O que nos causou imensa surpresa foi a forma como o corte aconteceu: praticamente todo o orçamento do CNPq, sem nenhum acordo para mitigação dos danos e a entrega do recurso para outros ministérios, que estão associados a questões eleitoreiras

ROSSANA CORDEIRO

Pesquisadora

Rossana atua na área de microbiologia médica com foco na erradicação de fungos patogênicos. Para entender a especialista explica: existem doenças causadas ou agravadas por fungos e os estudos analisam problemas de saúde leves, como psoríase, até condições graves, como sepse e a fungemia. “Esses patógenos podem ser encontrados de diversas formas durante o processo infeccioso. Nós nos dedicamos ao estudo dos fungos na forma de biofilmes – estruturas com grande resistência aos fármacos disponíveis atualmente”.

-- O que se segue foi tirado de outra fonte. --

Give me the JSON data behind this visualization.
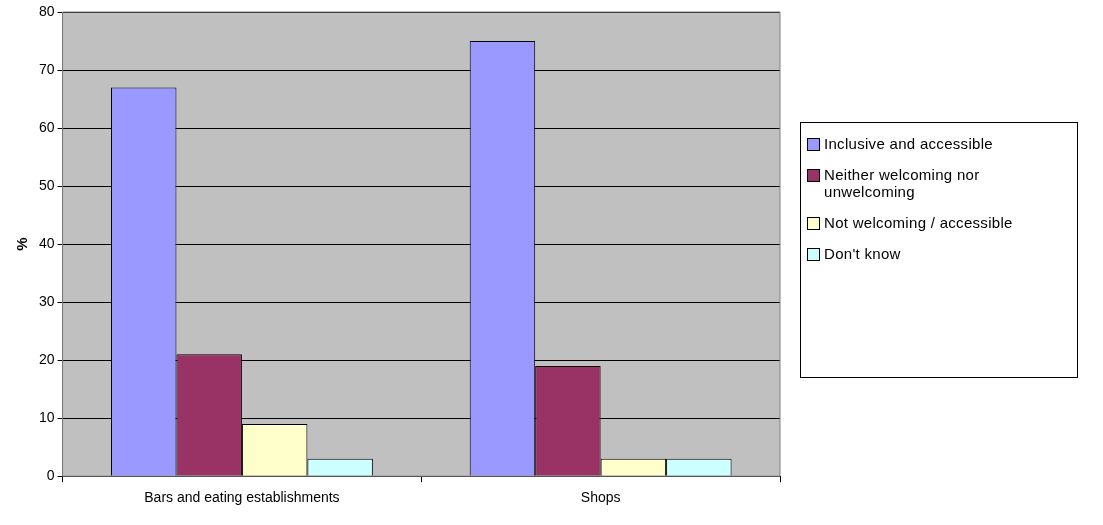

A interrupção nos recursos para o próximo ano traz a memória das dificuldades enfrentadas no decorrer da produção científica observada por Rossana. “O papel da mulher como um ser social e produtivo tem sofrido vários retrocessos. Além disso, todos os pesquisadores que estão fora do sudeste percebem que a distribuição de recursos é desigual”, analisa.

Uma amostra da falta de investimentos na ciência está na necessidade de importar insumos que poderiam ser produzidos regionalmente. “Nós temos equipamentos que custam R$ 200 mil reais e não temos R$ 20 mil reais para fazer a manutenção e, portanto, estão parados há dois anos. Então, o corte vai atingir também o parque tecnológico”, exemplifica.

MÃO DE OBRA ESPECIALIZADA

“São os insumos, materiais, equipamentos e, em especial, os recursos humanos, o que faz as pesquisas acontecerem”, resume Joélia Marques, titular da Pró-Reitoria de Pesquisa do Instituto Federal de Educação, Ciência e Tecnologia do Ceará (IFCE). A gestora ressalta que os investimentos na pesquisa científica impactam em toda a cadeia da mão de obra especializada do país.

Joélia observa a relevância da oferta de bolsas e de estrutura moderna para o desenvolvimento de projetos como elementos de transformação positiva para os estudantes. “Quando a gente fala de recursos humanos, eles estão inseridos na formação de profissionais, que muitas vezes têm sua primeira experiência ligada aos ambientes de inovação junto aos laboratórios”, frisa.

Ao longo de 2020, o IFCE recebeu R$ 5,5 milhões a menos do que no ano anterior – quando foram repassados cerca de R$ 8,6 milhões. “Quando vai reduzindo os recursos para a pesquisa, o que acontece é que se perde tudo que foi feito em anos anteriores”, analisa.

A falta de garantia adequada dos repasses também impacta na preservação do ambiente utilizado por professores e estudantes. “Os equipamentos e infraestrutura dos ambientes de pesquisa carecem de manutenção especializada e precisam de recursos de forma contínua”, acrescenta Joélia Marques.